10. Winner!

60 7 0
                                    

"Ma, Pa, minta doanya supaya Refi menang, biar bisa lomba ke Singapura."

Tama langsung menoleh, sementara Refa menutup mulut dengan telapak tangannya. Ekspresi yang cukup berlebihan memang, tetapi orang tua mana yang tidak senang jika anaknya berhasil mencapai keberhasilan hingga sejauh ini?

"Pasti, Nak, doa Mama sama Papa selalu untuk kamu," Refa menyahut, sementara Refi hanya mengulas senyum tipis tanpa memedulikan saudara kembarnya yang masih syok karena bermimpi dikejar kuyang katanya.

Mengikuti langkah Refi, Rafi menyeletuk, "Lo ke pusat, kok, nggak ngajak gue, Ref? Ikut, dong, masa lo jalan-jalan sendirian aja."

Mendengar hal itu, Refi memutar bola mata malas. "Gue ke pusat mau olimpiade, bukan travelling." Setelahnya, Refi menggendong tas dan berjalan mendahului Rafi. Masa bodoh tentang laki-laki itu akan menggerutu sepanjang perjalanan.

Jika kelebihan Rafi di bagian mulutnya yang tidak bisa diam, maka kelebihan Refi di bagian hati nalurinya yang tega mengabaikan segala celotehan. Impas, bukan?

Beberapa menit berkendara dalam mobil yang sangat ribut, Refi akhirnya bisa bernapas lega. Terbebas dari kakak kembar dan adiknya yang cerewet, kembali ke kelas yang berisi makhluk kutub utara, pergi ke pusat untuk pengumuman pemenang. Tidak akan ada yang mengganggu ketenangannya lagi setelah ini.

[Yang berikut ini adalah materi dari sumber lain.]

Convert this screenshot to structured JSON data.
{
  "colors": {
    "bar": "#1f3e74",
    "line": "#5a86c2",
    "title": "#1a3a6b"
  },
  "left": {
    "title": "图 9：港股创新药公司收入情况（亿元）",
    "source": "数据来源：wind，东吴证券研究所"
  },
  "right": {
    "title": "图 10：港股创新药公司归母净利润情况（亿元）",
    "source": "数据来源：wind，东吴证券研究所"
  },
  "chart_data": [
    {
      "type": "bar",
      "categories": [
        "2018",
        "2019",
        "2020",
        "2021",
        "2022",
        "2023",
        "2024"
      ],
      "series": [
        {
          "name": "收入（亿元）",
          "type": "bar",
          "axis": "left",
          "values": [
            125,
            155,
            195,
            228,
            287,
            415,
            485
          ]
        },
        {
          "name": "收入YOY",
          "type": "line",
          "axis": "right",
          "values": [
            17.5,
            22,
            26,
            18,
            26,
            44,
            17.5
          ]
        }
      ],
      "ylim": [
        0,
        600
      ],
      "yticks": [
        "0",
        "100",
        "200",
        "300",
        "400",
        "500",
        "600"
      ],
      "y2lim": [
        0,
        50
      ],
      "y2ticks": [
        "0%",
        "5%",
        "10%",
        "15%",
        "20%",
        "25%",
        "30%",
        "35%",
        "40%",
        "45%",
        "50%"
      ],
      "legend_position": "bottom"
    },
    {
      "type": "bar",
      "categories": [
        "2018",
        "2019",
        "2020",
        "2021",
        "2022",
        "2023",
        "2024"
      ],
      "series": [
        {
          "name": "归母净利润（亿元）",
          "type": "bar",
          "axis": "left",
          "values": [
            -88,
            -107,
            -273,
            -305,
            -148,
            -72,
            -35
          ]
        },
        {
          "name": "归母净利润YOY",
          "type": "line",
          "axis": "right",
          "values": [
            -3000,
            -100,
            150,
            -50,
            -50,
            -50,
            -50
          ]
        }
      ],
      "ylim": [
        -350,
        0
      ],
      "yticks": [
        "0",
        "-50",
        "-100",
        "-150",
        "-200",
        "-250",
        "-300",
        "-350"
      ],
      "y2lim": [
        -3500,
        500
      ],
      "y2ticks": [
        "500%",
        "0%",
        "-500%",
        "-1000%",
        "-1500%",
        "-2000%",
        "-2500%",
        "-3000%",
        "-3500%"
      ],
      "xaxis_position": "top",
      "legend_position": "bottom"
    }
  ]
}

Dalam hati Refi berharap bisa menang. Selain menambah pengalaman, setidaknya sekitar beberapa hari tidak akan bertemu dengan dia manusia berisik ini. Menjengkelkan sekali harus berada bersama dua orang yang tidak bisa diam sepanjang masa. Entah kapan suara mereka habis.

***

Hal paling menyebalkan dalam hidup adalah saat di mana sesuatu yang kita harapkan tidak berjalan sesuai rencana. Seperti halnya Refi. Sudah berharap bisa pergi, terbebas dari keriuhan tak bermanfaat dua saudaranya, kini harus bersama Jenisa. Gadis cerewet dari kelas XI IPA.

Astaga, payah sekali nasibnya. Sejak tadi, Jenisa tidak henti-henti berbicara. Entah menanyakan hal-hal tidak berguna, menanyakan sesuatu yang tidak Refi ketahui jawabannya, dan kali ini dia bersenandung ria tanpa dosa. Tidak memikirkan laki-laki di sampingnya yang sudah tidak tahan untuk tidak menutup telinga.

Memang benar suara Jenisa tidak terlalu jelek. Ada bagusnya sedikit, walaupun sedikit sumbang juga. Pekak telinga Refi mendengarnya.

Terlebih, lirik lagu yang sudah diubah sesuka hati, menyanyikan seolah tidak terjadi apa-apa dengan ritme asli. Astaga, malangnya kehidupan Refi hari ini.

Ini salah satu alasan dia hanya berteman dengan Fauzan. Selain kepribadian yang sama-sama tidak banyak bicara, Fauzan lebih bisa mengerti bagaimana mengekspresikan rasa bosan. Bukan dengan bernyanyi tidak jelas seperti Jenisa ini.

"Lo bisa diam nggak? Gue keganggu sama suara lo," merasa tak kuat lagi, Refi akhirnya meluncurkan protes.

Jenisa menoleh sebentar. "Ya udah, nggak usah didengerin."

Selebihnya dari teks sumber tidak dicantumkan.